Braden Imse

Type 1 diabetes (T1D) is an autoimmune disease in which autoreactive T cells target and destroy insulin-producing β cells in the pancreas, leaving patients reliant on insulin-based therapies. T cells specific for hybrid insulin peptides (HIPs) have previously been isolated from individuals with T1D and are one component considered to trigger an autoimmune response. In the non-obese diabetic (NOD) mouse, HIPs are loaded onto MHCII and recognized by I-Ag7-restricted 4.1-T cell receptors. The activated CD4 T cell becomes autoreactive and activates B cells and CD8 T cells to attack the β cells. T cells with specificity for HIPs can be detected through tetramer staining. This study aims to validate a novel tetramer containing an epitope derived from the C chain of insulin (HIP39) and to determine HIP39-specific T cells' role in diabetes pathogenesis.
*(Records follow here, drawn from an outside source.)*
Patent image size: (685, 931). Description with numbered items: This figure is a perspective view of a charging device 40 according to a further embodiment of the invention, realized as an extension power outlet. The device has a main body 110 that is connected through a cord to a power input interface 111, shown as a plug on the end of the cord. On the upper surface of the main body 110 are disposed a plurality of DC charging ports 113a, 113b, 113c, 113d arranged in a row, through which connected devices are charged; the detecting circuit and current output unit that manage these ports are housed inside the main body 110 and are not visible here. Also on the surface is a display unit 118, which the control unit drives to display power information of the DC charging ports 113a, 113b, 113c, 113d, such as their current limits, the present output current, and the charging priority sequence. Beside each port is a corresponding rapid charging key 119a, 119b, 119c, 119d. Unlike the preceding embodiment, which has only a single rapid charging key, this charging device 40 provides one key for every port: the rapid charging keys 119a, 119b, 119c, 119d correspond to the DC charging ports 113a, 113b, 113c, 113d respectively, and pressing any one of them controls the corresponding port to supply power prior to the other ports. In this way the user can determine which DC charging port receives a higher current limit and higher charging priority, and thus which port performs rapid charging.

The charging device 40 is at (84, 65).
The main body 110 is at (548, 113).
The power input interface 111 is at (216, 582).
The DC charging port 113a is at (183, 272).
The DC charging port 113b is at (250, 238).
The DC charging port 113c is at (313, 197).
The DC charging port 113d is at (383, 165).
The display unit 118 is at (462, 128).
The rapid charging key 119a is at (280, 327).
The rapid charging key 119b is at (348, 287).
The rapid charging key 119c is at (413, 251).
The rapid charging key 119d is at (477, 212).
To determine if HIP39-specific T cells are present in the pancreas of non-obese diabetic mice, tetramer staining was performed. The tetramer was validated by comparing naive mice to immunized mice, and it was hypothesized that HIP39-specific T cells would expand in the lymph nodes and spleen in response to immunization with HIP39 peptide in Complete Freund’s adjuvant. A significant expansion of HIP39-specific CD4 T cells was observed in the spleen and lymph nodes of immunized NOD mice compared to naïve mice. Following tetramer validation, HIP39-specific T cells from immunized NOD mice were transferred to an immunocompromised mouse to determine if those T cells were sufficient to cause diabetes in a mouse lacking other immune cells, including CD4 and CD8 T cells. It was found that the recipient mouse developed diabetes 20 days after injection with HIP39-specific CD4 T cells. These data suggest that HIP39 elicits an immune response and HIP39-specific T cells are a causative agent of diabetes.